Let's say you have a dataset about customer purchases and want to predict the probability of a customer making a purchase based on their age.

library(modelr)
library(dplyr)

# Sample data
customers <- data.frame(
  age = c(25, 30, 35, 40, 45),
  purchase = c(1, 1, 0, 0, 1)
)

# Fit a logistic regression model
purchase_model <- glm(purchase ~ age, data = customers, family = binomial)

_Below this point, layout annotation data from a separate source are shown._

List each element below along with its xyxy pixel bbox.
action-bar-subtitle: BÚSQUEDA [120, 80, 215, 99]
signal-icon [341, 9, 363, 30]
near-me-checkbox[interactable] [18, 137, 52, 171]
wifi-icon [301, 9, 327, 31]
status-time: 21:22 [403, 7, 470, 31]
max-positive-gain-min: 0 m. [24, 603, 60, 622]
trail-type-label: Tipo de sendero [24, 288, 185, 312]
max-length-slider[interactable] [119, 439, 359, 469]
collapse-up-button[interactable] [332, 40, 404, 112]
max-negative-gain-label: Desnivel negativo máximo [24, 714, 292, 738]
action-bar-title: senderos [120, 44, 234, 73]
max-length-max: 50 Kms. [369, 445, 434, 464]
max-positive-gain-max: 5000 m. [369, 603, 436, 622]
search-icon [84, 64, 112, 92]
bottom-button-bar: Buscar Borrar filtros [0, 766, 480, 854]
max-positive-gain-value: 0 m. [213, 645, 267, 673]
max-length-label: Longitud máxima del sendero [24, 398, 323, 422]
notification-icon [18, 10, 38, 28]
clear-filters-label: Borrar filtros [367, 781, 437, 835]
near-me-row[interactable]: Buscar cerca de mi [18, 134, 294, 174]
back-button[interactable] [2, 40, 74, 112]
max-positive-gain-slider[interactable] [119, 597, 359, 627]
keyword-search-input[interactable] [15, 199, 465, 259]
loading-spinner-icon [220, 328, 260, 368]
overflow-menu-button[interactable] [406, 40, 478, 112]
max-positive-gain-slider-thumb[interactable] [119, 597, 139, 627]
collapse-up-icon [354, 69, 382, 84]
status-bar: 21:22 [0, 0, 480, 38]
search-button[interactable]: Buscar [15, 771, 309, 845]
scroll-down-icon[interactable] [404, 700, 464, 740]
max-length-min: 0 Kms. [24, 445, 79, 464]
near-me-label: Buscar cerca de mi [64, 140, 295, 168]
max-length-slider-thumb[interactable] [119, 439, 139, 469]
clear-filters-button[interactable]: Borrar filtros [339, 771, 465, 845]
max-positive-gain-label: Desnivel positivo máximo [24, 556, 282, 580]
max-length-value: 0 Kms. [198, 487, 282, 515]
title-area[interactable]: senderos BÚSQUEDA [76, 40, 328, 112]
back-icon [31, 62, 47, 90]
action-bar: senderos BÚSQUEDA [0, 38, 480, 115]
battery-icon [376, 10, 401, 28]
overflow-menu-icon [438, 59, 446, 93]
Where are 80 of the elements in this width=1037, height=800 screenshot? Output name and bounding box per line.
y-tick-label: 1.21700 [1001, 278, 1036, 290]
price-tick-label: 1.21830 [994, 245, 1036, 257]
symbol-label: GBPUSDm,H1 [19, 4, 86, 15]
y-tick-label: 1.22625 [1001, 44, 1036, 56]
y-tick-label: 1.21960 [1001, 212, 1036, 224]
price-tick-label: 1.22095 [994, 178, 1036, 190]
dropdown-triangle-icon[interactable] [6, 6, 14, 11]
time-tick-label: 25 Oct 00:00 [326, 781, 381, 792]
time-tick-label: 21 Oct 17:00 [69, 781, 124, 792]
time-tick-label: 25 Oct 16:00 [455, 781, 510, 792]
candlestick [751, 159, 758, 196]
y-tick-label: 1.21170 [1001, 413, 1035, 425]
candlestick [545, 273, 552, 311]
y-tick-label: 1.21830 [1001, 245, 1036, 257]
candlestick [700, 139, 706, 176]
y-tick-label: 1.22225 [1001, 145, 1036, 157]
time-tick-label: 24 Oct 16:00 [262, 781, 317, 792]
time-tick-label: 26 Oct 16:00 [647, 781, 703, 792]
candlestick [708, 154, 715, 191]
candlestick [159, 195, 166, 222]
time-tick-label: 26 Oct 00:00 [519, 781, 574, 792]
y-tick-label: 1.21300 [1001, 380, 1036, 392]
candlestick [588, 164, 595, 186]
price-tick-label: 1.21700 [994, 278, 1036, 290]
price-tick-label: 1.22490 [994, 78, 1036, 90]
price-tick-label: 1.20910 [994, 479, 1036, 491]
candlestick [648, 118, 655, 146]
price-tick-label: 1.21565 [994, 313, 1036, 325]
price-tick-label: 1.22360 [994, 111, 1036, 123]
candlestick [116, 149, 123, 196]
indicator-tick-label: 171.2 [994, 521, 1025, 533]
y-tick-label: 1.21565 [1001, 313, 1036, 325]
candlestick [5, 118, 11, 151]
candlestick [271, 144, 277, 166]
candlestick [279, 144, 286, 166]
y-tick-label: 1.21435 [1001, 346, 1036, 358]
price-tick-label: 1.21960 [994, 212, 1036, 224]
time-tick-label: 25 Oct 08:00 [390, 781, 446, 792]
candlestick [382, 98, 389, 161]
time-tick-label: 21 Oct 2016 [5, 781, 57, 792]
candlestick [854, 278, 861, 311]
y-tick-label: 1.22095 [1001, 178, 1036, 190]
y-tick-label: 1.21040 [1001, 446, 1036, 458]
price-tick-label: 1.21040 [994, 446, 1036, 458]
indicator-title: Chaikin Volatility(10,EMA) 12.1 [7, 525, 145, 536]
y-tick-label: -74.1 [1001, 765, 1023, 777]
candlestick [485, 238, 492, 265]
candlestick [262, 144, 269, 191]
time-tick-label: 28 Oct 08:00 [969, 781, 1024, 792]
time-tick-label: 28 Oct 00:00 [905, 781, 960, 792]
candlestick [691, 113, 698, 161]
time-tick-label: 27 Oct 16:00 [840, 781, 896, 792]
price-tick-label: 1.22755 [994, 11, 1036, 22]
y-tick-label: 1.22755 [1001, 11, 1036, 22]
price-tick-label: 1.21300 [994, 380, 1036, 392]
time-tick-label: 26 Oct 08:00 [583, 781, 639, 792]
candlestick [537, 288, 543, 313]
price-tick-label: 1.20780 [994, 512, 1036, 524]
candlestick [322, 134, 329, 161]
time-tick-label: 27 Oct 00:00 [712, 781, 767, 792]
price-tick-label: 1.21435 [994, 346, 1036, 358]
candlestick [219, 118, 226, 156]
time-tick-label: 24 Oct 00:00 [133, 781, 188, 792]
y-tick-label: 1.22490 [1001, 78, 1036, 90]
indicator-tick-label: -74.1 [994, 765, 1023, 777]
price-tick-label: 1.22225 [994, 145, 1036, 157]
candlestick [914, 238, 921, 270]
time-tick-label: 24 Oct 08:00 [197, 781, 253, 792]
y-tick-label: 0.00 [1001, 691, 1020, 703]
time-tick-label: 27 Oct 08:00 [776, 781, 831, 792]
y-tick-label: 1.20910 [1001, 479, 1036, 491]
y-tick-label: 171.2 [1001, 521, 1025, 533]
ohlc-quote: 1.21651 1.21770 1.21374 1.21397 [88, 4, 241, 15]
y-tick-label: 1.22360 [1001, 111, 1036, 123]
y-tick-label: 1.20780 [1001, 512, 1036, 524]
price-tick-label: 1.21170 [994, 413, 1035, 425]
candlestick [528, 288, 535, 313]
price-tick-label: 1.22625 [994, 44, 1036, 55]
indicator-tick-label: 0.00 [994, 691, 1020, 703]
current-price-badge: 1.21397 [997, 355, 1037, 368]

# Use add_prediction to get predicted probabilities
customers_with_predictions <- add_prediction(purchase_model, customers, var = "prob_purchase")

# View the results
customers_with_predictions

Analyzing the Results

You can now easily compare the predicted probability of purchase (prob_purchase) to the actual purchase outcome (purchase) in your customers_with_predictions dataframe. This allows you to assess the model's accuracy and further refine your analysis.

Conclusion

modelr::add_prediction is a powerful tool for integrating predictions from your R models directly into your data frames. It simplifies your analysis workflow, enabling you to easily compare actual and predicted values, examine model performance, and delve deeper into your findings.